L’addiction à la dette, c’est aussi le principal propulseur de la stagflation qui sévit en Tunisie depuis 2011: très forte inflation, très forte récession. Les économistes ayant été au pouvoir, ou amis du pouvoir, voyaient la stagnation, mais ne voulaient pas soigner l’abcès en cause. Soit l’addiction à la dette.

Si les contribuables occidentaux sont alors de plus en plus sensibilisés au problème de l’équivalence nocive entre surendettement et surfiscalisation, les économistes du sérail en Tunisie ne veulent rien savoir…ni du concept, ni de Ricardo…et encore moins de ce qui vient de la pensée économique nord-américaine.
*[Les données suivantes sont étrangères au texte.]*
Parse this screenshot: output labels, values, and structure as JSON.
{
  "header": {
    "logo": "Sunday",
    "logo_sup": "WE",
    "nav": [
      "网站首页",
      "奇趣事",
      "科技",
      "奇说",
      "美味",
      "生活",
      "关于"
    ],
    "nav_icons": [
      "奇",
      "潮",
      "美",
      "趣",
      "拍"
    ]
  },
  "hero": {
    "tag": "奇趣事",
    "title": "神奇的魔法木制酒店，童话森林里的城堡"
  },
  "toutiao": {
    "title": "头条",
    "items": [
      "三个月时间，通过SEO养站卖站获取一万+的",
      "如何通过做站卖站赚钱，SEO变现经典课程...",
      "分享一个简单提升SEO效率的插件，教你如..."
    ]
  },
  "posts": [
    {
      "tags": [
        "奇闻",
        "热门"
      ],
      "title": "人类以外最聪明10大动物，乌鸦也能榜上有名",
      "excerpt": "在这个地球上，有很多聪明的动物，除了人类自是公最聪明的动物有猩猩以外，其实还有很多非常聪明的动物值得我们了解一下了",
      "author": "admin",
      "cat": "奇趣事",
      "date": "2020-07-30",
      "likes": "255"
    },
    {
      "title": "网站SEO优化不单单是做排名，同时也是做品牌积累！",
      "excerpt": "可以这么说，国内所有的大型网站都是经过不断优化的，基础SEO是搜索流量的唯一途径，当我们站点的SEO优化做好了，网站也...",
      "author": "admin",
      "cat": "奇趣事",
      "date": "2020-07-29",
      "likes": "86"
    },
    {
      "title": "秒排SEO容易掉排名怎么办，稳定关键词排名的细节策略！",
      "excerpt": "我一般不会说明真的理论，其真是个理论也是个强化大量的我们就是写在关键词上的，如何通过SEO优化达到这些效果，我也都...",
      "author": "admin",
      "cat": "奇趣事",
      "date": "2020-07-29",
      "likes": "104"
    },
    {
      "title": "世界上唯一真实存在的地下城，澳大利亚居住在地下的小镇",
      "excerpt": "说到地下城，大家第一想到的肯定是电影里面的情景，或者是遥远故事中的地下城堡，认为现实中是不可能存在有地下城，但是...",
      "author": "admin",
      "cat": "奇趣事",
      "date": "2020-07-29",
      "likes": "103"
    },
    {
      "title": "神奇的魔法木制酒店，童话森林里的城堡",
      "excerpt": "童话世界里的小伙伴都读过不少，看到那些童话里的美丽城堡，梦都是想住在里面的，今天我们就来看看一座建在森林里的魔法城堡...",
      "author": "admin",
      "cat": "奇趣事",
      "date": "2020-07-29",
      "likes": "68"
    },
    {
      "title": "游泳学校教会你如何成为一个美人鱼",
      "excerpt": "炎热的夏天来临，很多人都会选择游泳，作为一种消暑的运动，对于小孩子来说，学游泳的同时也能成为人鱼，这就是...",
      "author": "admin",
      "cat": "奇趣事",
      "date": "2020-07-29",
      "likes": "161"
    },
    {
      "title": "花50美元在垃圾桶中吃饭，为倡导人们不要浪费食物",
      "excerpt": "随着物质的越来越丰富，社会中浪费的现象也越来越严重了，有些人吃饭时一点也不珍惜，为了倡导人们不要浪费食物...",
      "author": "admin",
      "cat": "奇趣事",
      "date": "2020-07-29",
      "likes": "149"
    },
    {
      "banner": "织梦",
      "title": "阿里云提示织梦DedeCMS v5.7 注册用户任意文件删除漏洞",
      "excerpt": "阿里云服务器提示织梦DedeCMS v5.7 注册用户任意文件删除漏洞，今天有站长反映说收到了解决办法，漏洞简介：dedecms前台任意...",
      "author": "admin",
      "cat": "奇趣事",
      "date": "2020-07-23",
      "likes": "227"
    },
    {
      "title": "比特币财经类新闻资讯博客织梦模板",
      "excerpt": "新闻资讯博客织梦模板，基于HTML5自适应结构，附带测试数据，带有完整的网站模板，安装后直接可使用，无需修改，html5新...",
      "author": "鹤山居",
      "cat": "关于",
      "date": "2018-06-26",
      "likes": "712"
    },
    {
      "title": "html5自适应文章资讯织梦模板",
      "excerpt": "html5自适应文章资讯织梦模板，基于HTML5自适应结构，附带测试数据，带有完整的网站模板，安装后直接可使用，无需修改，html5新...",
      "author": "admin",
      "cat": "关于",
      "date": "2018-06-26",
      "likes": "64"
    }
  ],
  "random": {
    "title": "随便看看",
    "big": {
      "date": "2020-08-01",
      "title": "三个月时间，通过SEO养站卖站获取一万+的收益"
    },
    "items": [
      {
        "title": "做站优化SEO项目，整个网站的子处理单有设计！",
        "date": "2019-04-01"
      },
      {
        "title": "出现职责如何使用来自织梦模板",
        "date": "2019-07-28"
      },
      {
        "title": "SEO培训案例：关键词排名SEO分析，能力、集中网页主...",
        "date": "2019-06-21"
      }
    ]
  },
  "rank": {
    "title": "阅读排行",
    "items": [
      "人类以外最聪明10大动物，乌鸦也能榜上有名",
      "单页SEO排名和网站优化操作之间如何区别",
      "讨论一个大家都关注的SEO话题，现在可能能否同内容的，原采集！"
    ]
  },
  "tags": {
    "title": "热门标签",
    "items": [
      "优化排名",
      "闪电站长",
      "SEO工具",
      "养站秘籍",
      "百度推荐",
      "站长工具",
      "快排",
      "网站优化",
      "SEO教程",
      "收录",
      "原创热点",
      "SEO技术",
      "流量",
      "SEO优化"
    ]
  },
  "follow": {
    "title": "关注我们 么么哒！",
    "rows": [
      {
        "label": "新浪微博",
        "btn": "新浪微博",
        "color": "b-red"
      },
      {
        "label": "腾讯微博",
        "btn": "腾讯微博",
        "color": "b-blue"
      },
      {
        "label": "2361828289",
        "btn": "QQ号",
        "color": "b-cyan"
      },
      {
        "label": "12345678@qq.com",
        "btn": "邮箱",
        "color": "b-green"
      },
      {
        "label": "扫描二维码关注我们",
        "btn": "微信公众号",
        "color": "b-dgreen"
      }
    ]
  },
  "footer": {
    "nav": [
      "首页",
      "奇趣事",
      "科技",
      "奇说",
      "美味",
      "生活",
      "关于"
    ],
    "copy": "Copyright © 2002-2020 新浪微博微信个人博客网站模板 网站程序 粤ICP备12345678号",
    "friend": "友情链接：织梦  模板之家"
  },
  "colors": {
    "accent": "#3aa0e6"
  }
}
Les économistes du sérail ne veulent pas comprendre non plus la rationalité des investisseurs (et consommateurs) présents ou opérant en Tunisie. Ils ne veulent toujours pas comprendre les comportements qui bloquent l’investissement et qui font sortir l’épargne des circuits officiels, pour aussi l’expatrier en devises, dès que possible et par tous les moyens.

Pas besoin de dessin, l’augmentation de la dette pour payer les dépenses publiques s’accompagne donc d’une diminution du revenu futur actualisé au présent, ce qui entraîne de fait des comportements de précaution et de prudence.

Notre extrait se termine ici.